Сердце моё оборвалось. Его место заняла пустота. Не было мне никакого дела до сумасбродной ситуации, когда автора посещает собственный персонаж. Бездонная тоска заполонила душу. Все рукописи бы сжёг, руки бы по локти обрубил, чтобы никогда не писать, - лишь бы за столом оказалась Она.
Летописец что-то сказал, но я не услышал. Лишь апатично отметил, как шевельнулись его губы.
"Так, наверное, сходят с ума", - безразлично констатировало сознание. По всем канонам сюжета мне полагалось при такой встрече грохнуться в обморок или заорать благим матом. Я не сделал ни того, ни другого. Вообще ничего. Впал в полную отрешённость.
Зато тело самостоятельно переместилось из коридора на кухню, село за стол, а глаза бездумно вперились в Летописца.
Жилбыл продолжал говорить, беззвучно шевеля губами. Нет, не обвинял он автора в его грехах, не укорял в безволии сюжета, не упрашивал изменить ход событий в повести. Знал он, что именно в этом произведении не автор строил сюжет, а сами персонажи.
Я не слышал его, не понимал, не хотел воспринимать, но холод его слов и тревожное обещание чего-то, звучавшее в них, пробились-таки сквозь панцирь моей апатии. Заизолированное сознание мелкими игольчатыми уколами с трудом проткнуло броню безразличия, и я, разлепив непослушные, одеревеневшие губы, спросил:
- Так чего ты хочешь?
Жилбыл оборвал беззвучную речь на полуслове и внимательно посмотрел мне в глаза. И тогда я, неверующий до мозга костей, увидел в его взгляде то, что истинные верующие, наверное, видят в Христе на иконах. Впрочем, может быть, я и не прав. Страдание и муку за весь род людской старались передать иконописцы. В глазах же Жилбыла было безграничное, всеобъемлющее понимание Создателя-Творца.

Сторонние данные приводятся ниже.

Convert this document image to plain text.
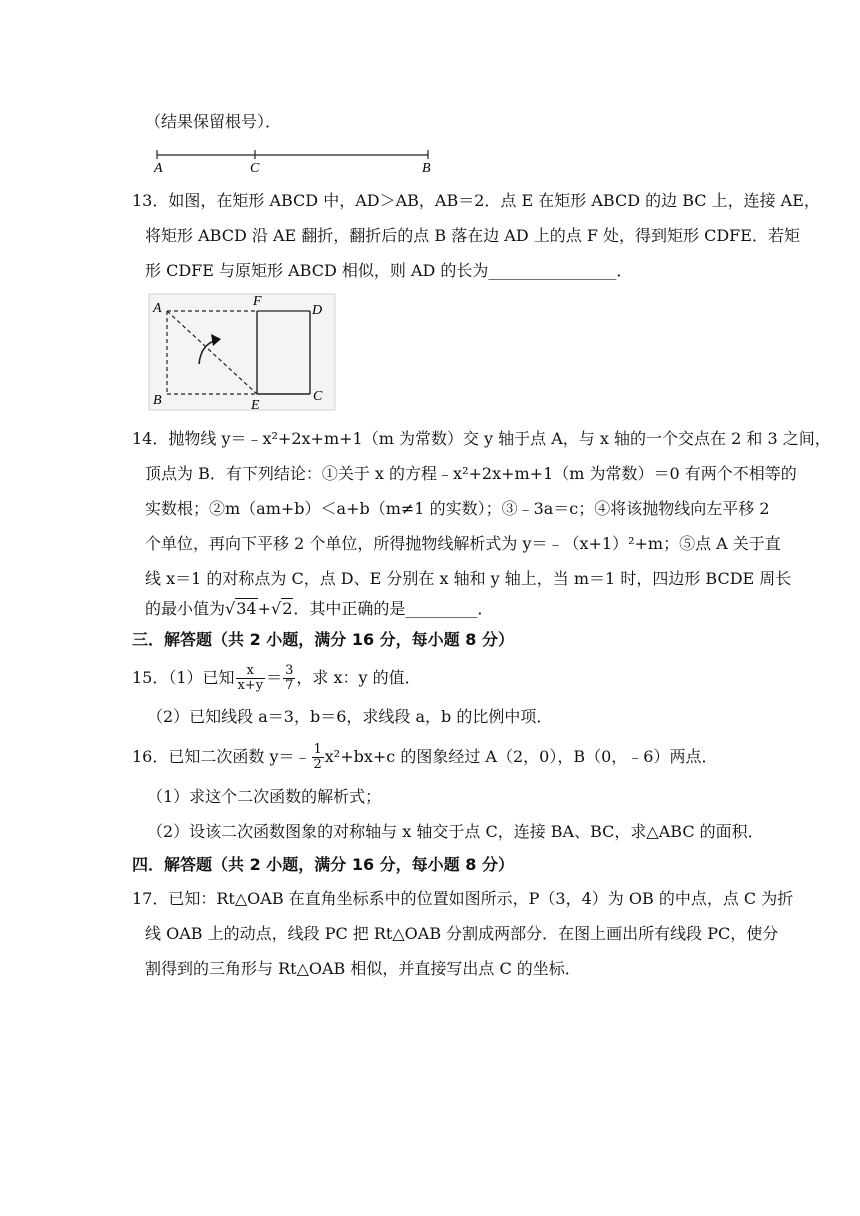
（结果保留根号）．
A	C	B
13．如图，在矩形 ABCD 中，AD＞AB，AB＝2．点 E 在矩形 ABCD 的边 BC 上，连接 AE，
将矩形 ABCD 沿 AE 翻折，翻折后的点 B 落在边 AD 上的点 F 处，得到矩形 CDFE．若矩
形 CDFE 与原矩形 ABCD 相似，则 AD 的长为________________．
A	F
D
B	E
C
14．抛物线 y＝﹣x²+2x+m+1（m 为常数）交 y 轴于点 A，与 x 轴的一个交点在 2 和 3 之间，
顶点为 B．有下列结论：①关于 x 的方程﹣x²+2x+m+1（m 为常数）＝0 有两个不相等的
实数根；②m（am+b）＜a+b（m≠1 的实数）；③﹣3a＝c；④将该抛物线向左平移 2
个单位，再向下平移 2 个单位，所得抛物线解析式为 y＝﹣（x+1）²+m；⑤点 A 关于直
线 x＝1 的对称点为 C，点 D、E 分别在 x 轴和 y 轴上，当 m＝1 时，四边形 BCDE 周长
的最小值为√34+√2．其中正确的是_________．
三．解答题（共 2 小题，满分 16 分，每小题 8 分）
15．（1）已知 $\frac{x}{x+y} = \frac{3}{7}$ ，求 x：y 的值．
（2）已知线段 a＝3，b＝6，求线段 a，b 的比例中项．
16．已知二次函数 y＝﹣ $\frac{1}{2} x^2+bx+c$ 的图象经过 A（2，0），B（0，﹣6）两点．
（1）求这个二次函数的解析式；
（2）设该二次函数图象的对称轴与 x 轴交于点 C，连接 BA、BC，求△ABC 的面积．
四．解答题（共 2 小题，满分 16 分，每小题 8 分）
17．已知：Rt△OAB 在直角坐标系中的位置如图所示，P（3，4）为 OB 的中点，点 C 为折
线 OAB 上的动点，线段 PC 把 Rt△OAB 分割成两部分．在图上画出所有线段 PC，使分
割得到的三角形与 Rt△OAB 相似，并直接写出点 C 的坐标．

- Ничего я от тебя не хочу, - донеслось ко мне сквозь шум в ушах. Словно эховые радиоволны далёкой станции пробились через эфир на динамик приёмника. - Я прочитал тебя. Твою повесть и ТВОЮ ЖИЗНЬ. Ты выдохся. И не только как писатель. Ты уже ничего не сможешь ни придумать в своей повести, ни объяснить, что же происходит с самим тобой в реальном мире. Ты перестал быть Кудесником, ибо ему на роду написано всю свою жизнь целиком и без остатка сжигать в творчестве. А ты не смог. Поэтому ты сейчас и не можешь понять, откуда, почему и зачем появился в твоём мире Центр по делам беженцев, хотя был близок к разгадке, когда писал о слиянии Светлой и Тёмной сторон Волшебной Страны. Но тогда ты ещё мог творить... Теперь же ты очутился в моей шкуре и будешь поступать не так, как хочешь, а так, как за тебя решат. Прощай.